The Yemeni government believes that “the magnitude of Houthi changes in school curricula confirms the militia’s relentless attempts to impose an Iranian vision, identity and beliefs on Yemen in particular and the Arab region in general, and its systematic targeting of the minds of future generations and their national and Arab identity.”

The media officer of the Yemeni Teachers’ Union, Yahya Al-Yanaei, spoke in previous statements about the new changes the group has imposed in school curricula, which would perpetuate intellectual and political dependence on Iran, as militias have erased from the history books for sixth grade the name Arabian Gulf and replaced it with the name Persian Gulf, which is the name Iran is launching on the Arabian Gulf Sea, citing a lesson supplement titled “The Alawite State in Tabaristan,” with the goal of trying to connect Yemen and Iran historically.

In his statements, Al-Yanaei talks about more than 31,000 violations by the Houthis against the educational process and teachers, in the period between September 2014 and December 2021, and considers it “a shocking thing and a dangerous indicator of the reality of groups of serious violations against workers.” educators.”

International numbers

UN and international reports, by many, focus more on the formal damage of the Houthi coup in terms of education, as they have confirmed that more than 2,900 schools have ceased to function, either in the sense that they have been completely or partially damaged, or as a result of their conversion to military barracks or weapons depots, as is the case in some areas controlled by militias or in areas in contact with legitimate government control.

Due to the effects of the Houthi coup and the eight-year war, conditions of poverty and lack of livelihoods have caused more than two million children to drop out of education, according to the UN. However, Yemeni reports confirm the presence of more than three million school-age children outside the educational process.

According to data documented by the International Committee of the Red Cross, there are more than 8 million children at various levels of education who need support to continue their education, at a time when one in every 4 schools is destroyed, damaged or used for non-educational purposes.

UNICEF also confirms in its reports that Yemen is facing an acute crisis in education, because the number of children with educational disorders could reach six million students, “which will have huge consequences for them in the long term”.

Attacks on school children, teachers and educational infrastructure have had a devastating effect on the country’s education system and access to education for millions of Yemeni children. According to the same reports.

During the war years, UN agencies tried to contribute to the improvement of the educational process through donations from donors, led by Saudi and Gulf donors. Out of 172,000 male and female teachers) have been receiving a regular salary since 2016 or have stopped teaching in search of other income-generating activities.

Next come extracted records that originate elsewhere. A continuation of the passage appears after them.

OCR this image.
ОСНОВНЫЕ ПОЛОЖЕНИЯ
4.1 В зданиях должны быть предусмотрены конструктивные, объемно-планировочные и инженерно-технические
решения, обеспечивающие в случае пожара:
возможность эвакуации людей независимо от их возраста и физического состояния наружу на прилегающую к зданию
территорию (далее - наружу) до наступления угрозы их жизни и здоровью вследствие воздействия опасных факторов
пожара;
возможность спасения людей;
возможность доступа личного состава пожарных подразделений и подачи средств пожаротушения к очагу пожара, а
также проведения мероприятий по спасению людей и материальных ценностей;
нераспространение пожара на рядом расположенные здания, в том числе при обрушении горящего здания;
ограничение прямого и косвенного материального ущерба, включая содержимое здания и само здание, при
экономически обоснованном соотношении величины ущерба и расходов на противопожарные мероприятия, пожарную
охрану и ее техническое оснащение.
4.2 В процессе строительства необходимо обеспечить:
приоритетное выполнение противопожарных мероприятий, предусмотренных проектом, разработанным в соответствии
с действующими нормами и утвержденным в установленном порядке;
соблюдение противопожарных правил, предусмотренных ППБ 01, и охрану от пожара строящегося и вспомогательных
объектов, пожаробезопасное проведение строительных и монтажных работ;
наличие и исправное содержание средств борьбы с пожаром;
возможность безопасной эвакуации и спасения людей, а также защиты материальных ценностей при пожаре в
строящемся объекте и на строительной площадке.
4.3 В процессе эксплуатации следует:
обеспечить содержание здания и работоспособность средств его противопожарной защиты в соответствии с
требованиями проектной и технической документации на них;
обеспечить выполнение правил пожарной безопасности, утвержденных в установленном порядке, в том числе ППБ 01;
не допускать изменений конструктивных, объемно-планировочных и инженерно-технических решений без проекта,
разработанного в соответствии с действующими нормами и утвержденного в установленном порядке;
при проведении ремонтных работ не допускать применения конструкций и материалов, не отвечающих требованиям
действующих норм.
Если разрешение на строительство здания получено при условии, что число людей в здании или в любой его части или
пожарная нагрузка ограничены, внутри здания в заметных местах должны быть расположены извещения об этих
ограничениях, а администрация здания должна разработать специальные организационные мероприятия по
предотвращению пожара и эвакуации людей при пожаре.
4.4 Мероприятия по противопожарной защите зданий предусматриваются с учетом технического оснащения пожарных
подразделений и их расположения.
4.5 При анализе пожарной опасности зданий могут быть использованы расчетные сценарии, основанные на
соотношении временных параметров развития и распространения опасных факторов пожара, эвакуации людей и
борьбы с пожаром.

It emphasizes that other factors contributing to children’s increased vulnerability include “frequent displacement, distance from schools, safety and security issues, including explosives hazards, lack of female teachers (80% of teachers are male) and lack of access to water and sanitation.” gender sensitive health care.

While UNICEF reports warn of the dangers of Yemeni girls dropping out of school and being exposed to early marriage and domestic violence, it says boys who drop out are more likely to be recruited into armed groups, as is the case with Ibrahim, whose father fears he will be recruited by the Houthi militia to fight before he completes his primary education.